In 2018, he was inducted as a foreign member into the National Academy of Engineering for his contributions to digital storage and nanopositioning technologies, as implemented in hard disk, tape, and phase-change memory storage systems.
“In-memory Computing": Accelerating AI Applications
In today’s computing systems based on the conventional von Neumann architecture, there are distinct memory and processing units. Performing computations results in a significant amount of data being moved back and forth between the physically separated memory and processing units. This costs time and energy, and constitutes an inherent performance bottleneck. It is becoming increasingly clear that for application areas such as AI (and indeed cognitive computing in general), we need to transition to computing architectures in which memory and logic coexist in some form. Brain-inspired neuromorphic computing and the fascinating new area of in-memory computing or computational memory are two key non-von Neumann approaches being researched. A critical requirement in these novel computing paradigms is a very-high-density, low-power, variable-state, programmable and non-volatile nanoscale memory device. There are many examples of such nanoscale memory devices in which the information is stored either as charge or as resistance. However, one particular example is phase-change-memory (PCM) devices, which are very well suited to address this need, owing to their multi-level storage capability and potential scalability.
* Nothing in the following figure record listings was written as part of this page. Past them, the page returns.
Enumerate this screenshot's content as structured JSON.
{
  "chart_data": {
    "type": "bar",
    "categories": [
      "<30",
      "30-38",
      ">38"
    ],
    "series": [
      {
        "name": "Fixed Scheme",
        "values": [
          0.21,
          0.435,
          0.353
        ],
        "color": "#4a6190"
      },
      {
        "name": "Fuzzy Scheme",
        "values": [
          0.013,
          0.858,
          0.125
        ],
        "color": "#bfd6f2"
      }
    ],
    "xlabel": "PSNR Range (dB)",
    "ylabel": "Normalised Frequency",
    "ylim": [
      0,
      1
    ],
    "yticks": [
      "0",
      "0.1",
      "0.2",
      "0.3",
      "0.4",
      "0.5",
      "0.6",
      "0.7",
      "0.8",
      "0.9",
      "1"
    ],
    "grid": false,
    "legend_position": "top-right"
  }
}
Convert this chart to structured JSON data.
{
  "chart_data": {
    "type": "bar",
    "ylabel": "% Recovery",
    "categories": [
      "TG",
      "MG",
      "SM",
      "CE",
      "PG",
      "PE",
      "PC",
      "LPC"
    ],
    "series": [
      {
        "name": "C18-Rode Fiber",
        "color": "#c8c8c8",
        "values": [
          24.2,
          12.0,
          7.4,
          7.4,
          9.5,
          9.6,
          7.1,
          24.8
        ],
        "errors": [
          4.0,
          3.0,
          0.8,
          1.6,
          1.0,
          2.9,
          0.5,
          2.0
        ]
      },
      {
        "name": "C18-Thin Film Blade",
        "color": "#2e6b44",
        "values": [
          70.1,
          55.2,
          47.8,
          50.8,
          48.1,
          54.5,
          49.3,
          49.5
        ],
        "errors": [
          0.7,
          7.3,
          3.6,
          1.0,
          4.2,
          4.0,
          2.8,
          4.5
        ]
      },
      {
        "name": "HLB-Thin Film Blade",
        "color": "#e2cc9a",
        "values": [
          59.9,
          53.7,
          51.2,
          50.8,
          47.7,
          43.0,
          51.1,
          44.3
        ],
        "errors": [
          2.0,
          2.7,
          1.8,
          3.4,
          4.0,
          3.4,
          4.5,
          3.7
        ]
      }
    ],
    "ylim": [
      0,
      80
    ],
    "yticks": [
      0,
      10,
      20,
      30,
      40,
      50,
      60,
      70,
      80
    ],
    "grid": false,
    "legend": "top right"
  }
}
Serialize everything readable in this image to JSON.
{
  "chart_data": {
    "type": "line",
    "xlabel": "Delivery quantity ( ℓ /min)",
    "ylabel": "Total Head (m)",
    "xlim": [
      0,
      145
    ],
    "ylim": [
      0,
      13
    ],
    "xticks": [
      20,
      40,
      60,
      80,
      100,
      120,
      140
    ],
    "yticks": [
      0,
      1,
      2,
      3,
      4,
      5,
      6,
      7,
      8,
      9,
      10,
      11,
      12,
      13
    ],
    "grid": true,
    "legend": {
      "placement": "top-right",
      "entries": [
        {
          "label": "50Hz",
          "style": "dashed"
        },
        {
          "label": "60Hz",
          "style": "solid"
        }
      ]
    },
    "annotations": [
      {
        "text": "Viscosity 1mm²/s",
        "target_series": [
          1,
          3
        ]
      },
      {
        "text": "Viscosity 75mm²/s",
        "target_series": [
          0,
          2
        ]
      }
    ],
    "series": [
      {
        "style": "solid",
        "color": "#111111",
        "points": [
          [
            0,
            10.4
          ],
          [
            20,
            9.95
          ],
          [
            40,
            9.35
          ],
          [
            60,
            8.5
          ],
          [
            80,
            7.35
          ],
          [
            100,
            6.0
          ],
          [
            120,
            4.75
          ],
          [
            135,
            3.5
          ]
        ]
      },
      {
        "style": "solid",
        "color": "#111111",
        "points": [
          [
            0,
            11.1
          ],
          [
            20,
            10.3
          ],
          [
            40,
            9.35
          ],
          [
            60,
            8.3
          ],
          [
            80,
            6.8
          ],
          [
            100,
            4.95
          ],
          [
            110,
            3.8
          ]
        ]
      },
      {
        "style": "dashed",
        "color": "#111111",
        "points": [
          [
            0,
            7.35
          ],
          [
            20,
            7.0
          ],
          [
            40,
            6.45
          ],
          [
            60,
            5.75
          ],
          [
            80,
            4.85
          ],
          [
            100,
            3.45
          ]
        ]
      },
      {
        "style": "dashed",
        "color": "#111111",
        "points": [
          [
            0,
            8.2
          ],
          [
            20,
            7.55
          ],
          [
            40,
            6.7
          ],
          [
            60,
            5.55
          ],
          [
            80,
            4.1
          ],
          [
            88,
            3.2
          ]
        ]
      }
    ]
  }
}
In in-memory computing, the physics of the nanoscale memory devices, as well as the organization of such devices in cross-bar arrays, are exploited to perform certain computational tasks within the memory unit. I will present how computational memories accelerate AI applications and will show small- and large-scale experimental demonstrations that perform high-level computational primitives, such as ultra-low-power inference engines, optimization solvers including compressed sensing and sparse coding, linear solvers and temporal correlation detection. Moreover, I will discuss the efficacy of this approach to efficiently address not only inferencing but also training of deep neural networks. The results show that this co-existence of computation and storage at the nanometer scale could be the enabler for new, ultra-dense, low-power, and massively parallel computing systems. Thus, by augmenting conventional computing systems, in-memory computing could help achieve orders of magnitude improvement in performance and efficiency.